Getting the Lead Out of Tire Weights
Six states have banned the use of lead tire weights. While a nationwide federal ban is not yet on the radar screen, don’t rule it out.
November 2013, TruckingInfo.com - Feature
UPDATED -- Beware the lead tire weight cops.
They are out there and working in six states, with several more states looking at banning lead weights. California, Illinois, Maine, New York, Vermont and Washington already have lead wheel weight laws on their books. New Hampshire, Minnesota and Wyoming have tried to ban the sale, distribution and installation of lead weights, but those attempts failed.
True rotation of a several-hundred-pound mass and high speeds requires balancing, not just of the tire, but the entire rotating mass, including the hub, brake drum, wheel and tire.
Several more states have restrictions on lead tire weights in place for state-owned or state-controlled vehicles, including Kentucky, Minnesota, Michigan, Nevada and others.
According to Greg Parker, marketing manager for Perfect Equipment, one of the oldest manufacturers of wheel weights in the world, about 30% of vehicles in the U.S. are located in states that ban lead tire weights, so a fair portion of the national fleet has already been affected by the ban.
“Most OEs and the major tire retail chains are now non-lead,” Parker says. “Altogether, about half of the market for tire weights is now some material other than lead.”
Whether it will go any further remains to be seen.
“There was a lot of activity on this front between 2007 and 2009, but it has subsided greatly since then,” Parker says. “It was pretty easy for the states to do this since there are only a handful of producers manufacturing lead tire weights and there are practical alternatives to lead, such as steel and zinc.”
Most of the language in the regulations speaks to the sale, distribution and installation of lead weights.

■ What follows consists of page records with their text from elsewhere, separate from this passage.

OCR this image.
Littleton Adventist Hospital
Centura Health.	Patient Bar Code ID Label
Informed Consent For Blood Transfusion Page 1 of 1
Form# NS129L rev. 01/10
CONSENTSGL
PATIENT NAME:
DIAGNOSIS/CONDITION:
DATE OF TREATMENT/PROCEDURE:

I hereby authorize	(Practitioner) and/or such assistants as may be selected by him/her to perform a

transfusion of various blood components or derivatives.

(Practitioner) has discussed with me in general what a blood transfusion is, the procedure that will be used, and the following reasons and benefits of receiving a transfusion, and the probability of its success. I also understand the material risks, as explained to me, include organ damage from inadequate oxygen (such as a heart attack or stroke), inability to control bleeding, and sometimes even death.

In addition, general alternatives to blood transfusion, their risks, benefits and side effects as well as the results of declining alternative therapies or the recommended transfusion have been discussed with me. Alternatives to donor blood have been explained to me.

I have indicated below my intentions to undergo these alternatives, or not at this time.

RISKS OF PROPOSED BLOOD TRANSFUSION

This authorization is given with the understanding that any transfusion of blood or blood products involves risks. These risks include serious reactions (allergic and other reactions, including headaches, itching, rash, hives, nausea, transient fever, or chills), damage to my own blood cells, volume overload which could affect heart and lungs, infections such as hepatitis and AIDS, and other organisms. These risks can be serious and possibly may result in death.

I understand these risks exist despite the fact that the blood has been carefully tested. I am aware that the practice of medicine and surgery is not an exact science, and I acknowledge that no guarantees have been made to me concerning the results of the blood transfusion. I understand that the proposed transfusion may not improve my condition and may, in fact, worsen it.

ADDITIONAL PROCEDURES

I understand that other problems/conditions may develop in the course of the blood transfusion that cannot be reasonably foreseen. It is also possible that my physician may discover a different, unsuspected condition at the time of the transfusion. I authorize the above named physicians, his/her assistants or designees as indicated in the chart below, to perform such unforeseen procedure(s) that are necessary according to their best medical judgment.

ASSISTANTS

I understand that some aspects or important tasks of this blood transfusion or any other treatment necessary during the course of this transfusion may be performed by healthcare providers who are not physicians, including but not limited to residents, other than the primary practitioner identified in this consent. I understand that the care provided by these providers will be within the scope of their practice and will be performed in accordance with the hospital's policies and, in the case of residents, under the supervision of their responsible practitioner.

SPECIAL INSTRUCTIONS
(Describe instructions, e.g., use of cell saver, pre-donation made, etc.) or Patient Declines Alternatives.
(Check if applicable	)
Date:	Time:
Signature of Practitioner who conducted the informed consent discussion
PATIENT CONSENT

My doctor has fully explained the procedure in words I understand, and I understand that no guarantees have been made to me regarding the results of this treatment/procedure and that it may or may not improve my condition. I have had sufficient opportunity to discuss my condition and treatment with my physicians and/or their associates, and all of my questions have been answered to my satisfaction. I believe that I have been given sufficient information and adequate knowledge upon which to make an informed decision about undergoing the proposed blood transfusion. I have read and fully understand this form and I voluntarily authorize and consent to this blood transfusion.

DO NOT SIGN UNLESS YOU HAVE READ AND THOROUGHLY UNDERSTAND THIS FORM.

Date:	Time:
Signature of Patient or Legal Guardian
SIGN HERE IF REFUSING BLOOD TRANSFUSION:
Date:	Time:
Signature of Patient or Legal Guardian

The regs don’t address lead weights already in service – there won’t be inspectors checking trucks at scales – but it would be an offense in the listed states to install lead weights the next time you are balancing tires. The penalties could also apply to truck fleets that aren’t based in the affected states, but that have terminals there.
Scott Flynn, the director of sales at Plombco, another wheel weight manufacturer, says the transition from lead to steel or zinc posed some problems at first in the light truck and passenger car markets because the installation procedures are different.
“Because lead is soft and malleable, it was easy to clip to the wheel and hammer into place with a good precise fit,” he says. “Steel and zinc are too hard to install in the same fashion, so the design of the clip and matching it to the shape of the rim flange is a larger concern than it once was.”
Flynn says that is not as great a concern in heavy truck applications because there are fewer wheel styles to deal with, but the size of the weight is a concern.
“For heavy-duty applications, we make zinc weights in clip-on styles and steel weights with an adhesive backing,” he says. “But because of the physical size of the weights required on trucks, we limit each weight to 8 ounces. If you need more than 8 ounces, you put on more weights.”
When non-lead tire weights were first introduced, they were expensive, Parker says, but as manufacturing capacity increased, the price quickly came down.
“Roughly half the market is now non-lead, so we’ve got scale working for us,” he explains. “The non-lead options are running about five points higher than lead today. The upcharge is minimal. You can find some pretty cheap imported products. It really depends what you want. The cost is really in the clip, so you’re going to pay maybe 25 cents more for a high-quality clip that will keep the weight on for more than 1,000 miles.”
Next page: Alternatives to Weights
Traditional balancing methods still apply with steel and zinc weights. Just the material has changed, not the process.